Selasa 25 Oct 2011 17:56 WIB

Libya Diprediksi Lebih Cepat Pulih

Rep: Agung Sasongko/ Red: Johar Arif
Ketua NTC Libya, Mustafa Abdel Jalil, melambaikan tangan kepada pendukungnya usai berpidato di Lapangan Syuhada, Tripoli, setelah kejatuhan Muamar Qadafi.
Foto: AP
Ketua NTC Libya, Mustafa Abdel Jalil, melambaikan tangan kepada pendukungnya usai berpidato di Lapangan Syuhada, Tripoli, setelah kejatuhan Muamar Qadafi.

REPUBLIKA.CO.ID, JAKARTA - Meninggalnya mantan pemimpin Libya menjadi momentum bagi Dewan Transisi Nasional (NTC) Libya untuk mulai menata kembali negara itu yang porak poranda akibat perang.

Ketua Majelis Ulama Indonesia (MUI) Bidang Kerjasama Luar Negeri, Muhyiddin Junaidi, menilai pemulihan Libya akan lebih cepat ketimbang Mesir, Irak atau Afganistan. Ini disebabkan dua faktor.
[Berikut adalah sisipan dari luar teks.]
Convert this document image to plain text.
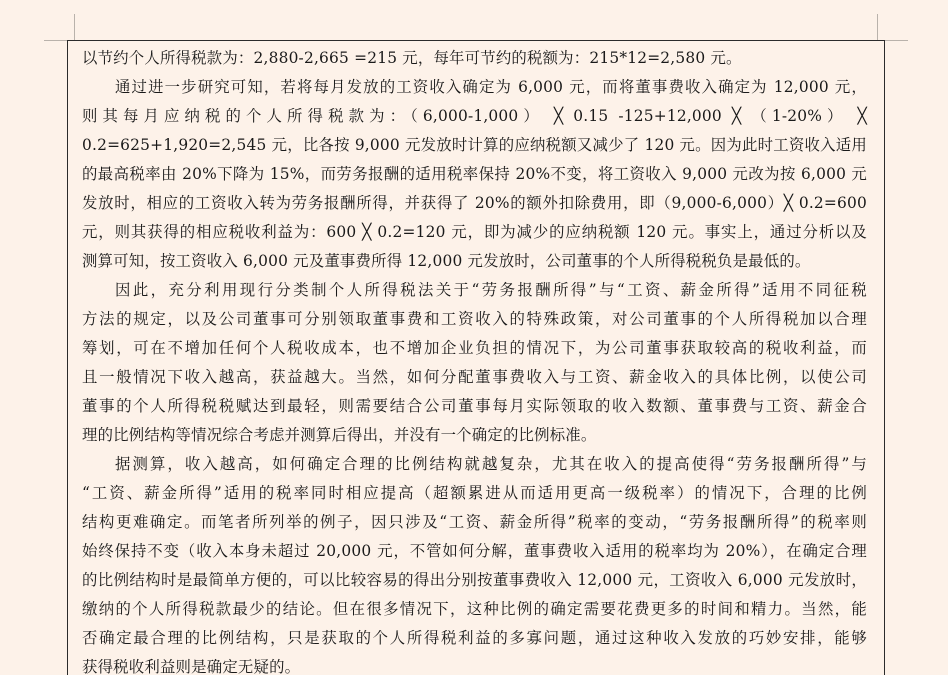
以节约个人所得税款为：2,880-2,665 =215 元，每年可节约的税额为：215*12=2,580 元。
通过进一步研究可知，若将每月发放的工资收入确定为 6,000 元，而将董事费收入确定为 12,000 元，
则其每月应纳税的个人所得税款为：（6,000-1,000） ╳ 0.15 -125+12,000 ╳ （1-20%） ╳
0.2=625+1,920=2,545 元，比各按 9,000 元发放时计算的应纳税额又减少了 120 元。因为此时工资收入适用
的最高税率由 20%下降为 15%，而劳务报酬的适用税率保持 20%不变，将工资收入 9,000 元改为按 6,000 元
发放时，相应的工资收入转为劳务报酬所得，并获得了 20%的额外扣除费用，即（9,000-6,000）╳ 0.2=600
元，则其获得的相应税收利益为：600 ╳ 0.2=120 元，即为减少的应纳税额 120 元。事实上，通过分析以及
测算可知，按工资收入 6,000 元及董事费所得 12,000 元发放时，公司董事的个人所得税税负是最低的。
因此，充分利用现行分类制个人所得税法关于“劳务报酬所得”与“工资、薪金所得”适用不同征税
方法的规定，以及公司董事可分别领取董事费和工资收入的特殊政策，对公司董事的个人所得税加以合理
筹划，可在不增加任何个人税收成本，也不增加企业负担的情况下，为公司董事获取较高的税收利益，而
且一般情况下收入越高，获益越大。当然，如何分配董事费收入与工资、薪金收入的具体比例，以使公司
董事的个人所得税税赋达到最轻，则需要结合公司董事每月实际领取的收入数额、董事费与工资、薪金合
理的比例结构等情况综合考虑并测算后得出，并没有一个确定的比例标准。
据测算，收入越高，如何确定合理的比例结构就越复杂，尤其在收入的提高使得“劳务报酬所得”与
“工资、薪金所得”适用的税率同时相应提高（超额累进从而适用更高一级税率）的情况下，合理的比例
结构更难确定。而笔者所列举的例子，因只涉及“工资、薪金所得”税率的变动，“劳务报酬所得”的税率则
始终保持不变（收入本身未超过 20,000 元，不管如何分解，董事费收入适用的税率均为 20%），在确定合理
的比例结构时是最简单方便的，可以比较容易的得出分别按董事费收入 12,000 元，工资收入 6,000 元发放时，
缴纳的个人所得税款最少的结论。但在很多情况下，这种比例的确定需要花费更多的时间和精力。当然，能
否确定最合理的比例结构，只是获取的个人所得税利益的多寡问题，通过这种收入发放的巧妙安排，能够
获得税收利益则是确定无疑的。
Pertama, tidak ada warga Libya yang memeluk Syiah, Kristen atau Yahudi. Sekitar 99.9 persen penduduk Libya adalah Islam Sunni.
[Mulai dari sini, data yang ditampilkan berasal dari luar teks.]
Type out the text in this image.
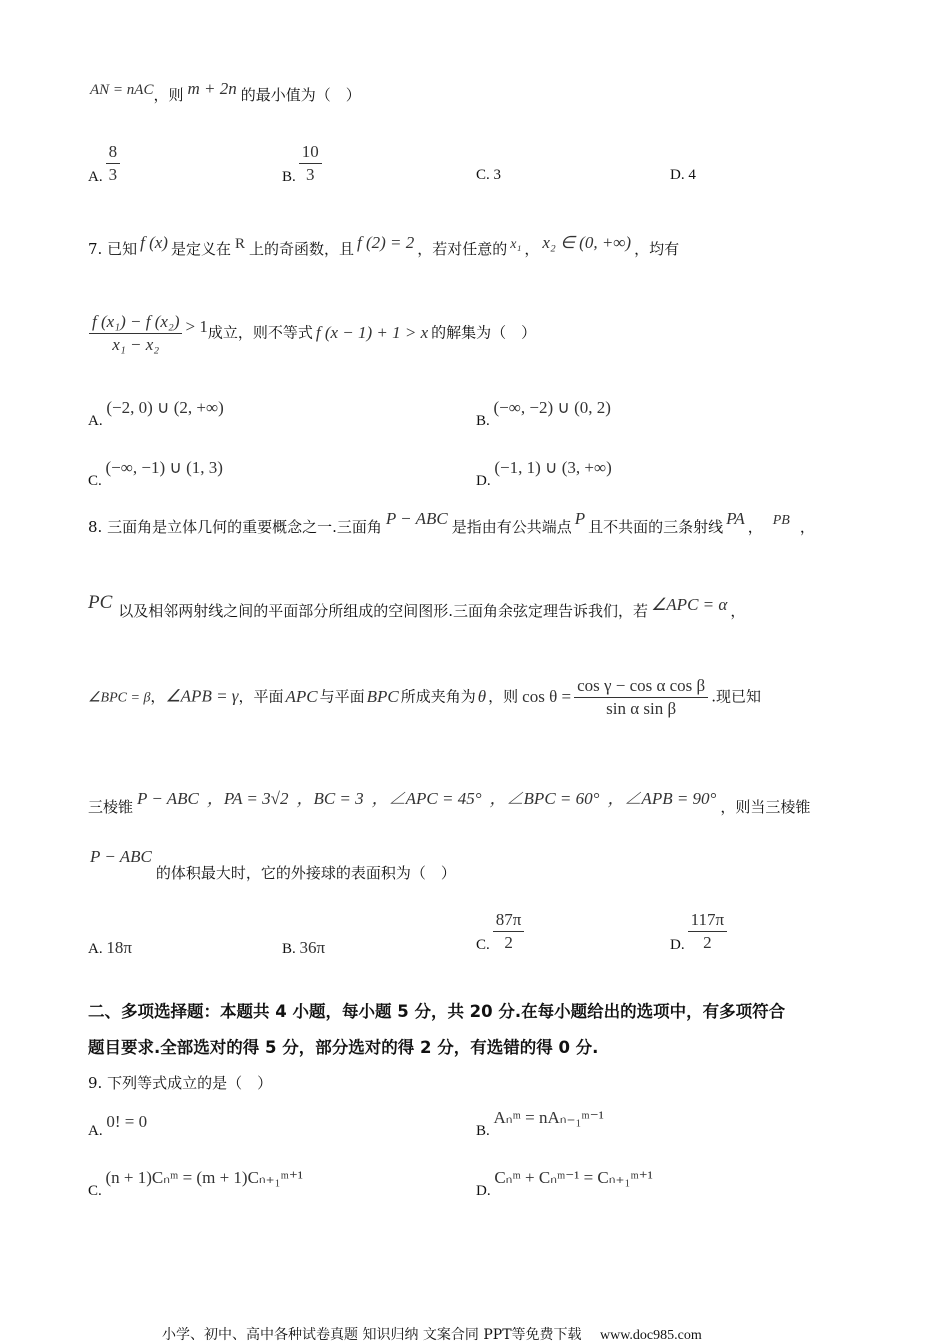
AN = nAC，则 m + 2n 的最小值为（　）
A. $\frac{8}{3}$	B. $\frac{10}{3}$	C. 3	D. 4
7. 已知 f (x) 是定义在 R 上的奇函数，且 f (2) = 2 ，若对任意的 x₁ ， x₂ ∈ (0, +∞) ，均有
$\frac{\text{f (x₁) − f (x₂)}}{\text{x₁ − x₂}} > 1$成立，则不等式 f (x − 1) + 1 > x 的解集为（　）
A. (−2, 0) ∪ (2, +∞)
B. (−∞, −2) ∪ (0, 2)
C. (−∞, −1) ∪ (1, 3)
D. (−1, 1) ∪ (3, +∞)
8. 三面角是立体几何的重要概念之一.三面角 P − ABC 是指由有公共端点 P 且不共面的三条射线 PA ， PB ，
PC 以及相邻两射线之间的平面部分所组成的空间图形.三面角余弦定理告诉我们，若 ∠APC = α ，
∠BPC = β，∠APB = γ，平面 APC 与平面 BPC 所成夹角为 θ ，则 $\cos \theta = \frac{\text{cos γ − cos α cos β}}{\text{sin α sin β}}$ .现已知
三棱锥 P − ABC ，PA = 3√2 ，BC = 3 ，∠APC = 45° ，∠BPC = 60° ，∠APB = 90° ，则当三棱锥
P − ABC的体积最大时，它的外接球的表面积为（　）
A. 18π	B. 36π	C. $\frac{87\pi}{2}$	D. $\frac{117\pi}{2}$
二、多项选择题：本题共 4 小题，每小题 5 分，共 20 分.在每小题给出的选项中，有多项符合
题目要求.全部选对的得 5 分，部分选对的得 2 分，有选错的得 0 分.
9. 下列等式成立的是（　）
A. 0! = 0	B. Aₙᵐ = nAₙ₋₁ᵐ⁻¹
C. (n + 1)Cₙᵐ = (m + 1)Cₙ₊₁ᵐ⁺¹
D. Cₙᵐ + Cₙᵐ⁻¹ = Cₙ₊₁ᵐ⁺¹
小学、初中、高中各种试卷真题 知识归纳 文案合同 PPT等免费下载 www.doc985.com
"Seandainya saja, ada sekian persen warga Libya memeluk Islam Syiah, Kristen atau Yahudi, AS atau kekuatan asing lainnya akan memanfaatkan isu minoritas untuk mengoyang Libya. Akibatnya, usaha NTC bakal terganjal isu ini, " ungkapnya kepada Republika.co.id, Selasa (25/10).

Kedua, tidak ada aktivitas ekstrimis di Libya. Kelompok itu sebelumnya telah dihancurkan Qaddafi. Muhyiddin mengatakan sedari awal NTC menekankan bahwa pemberlakuan hukum Islam tidak dimaksudkan untuk memberi ruang gerak pada kelompok ekstrimis.

Meski demikian, tambah Junaidi, NTC akan mengalami kesulitan, utamanya dalam regenerasi kepemimpinan. Menurutnya, adalah gejala umum bagi negara-negara yang baru saja terbebas dari diktaktor bahwa akan mengalami kesulitan mencari pemimpin lantaran bibit-bibit pemimpin itu sudah lebih dulu dihilangkan.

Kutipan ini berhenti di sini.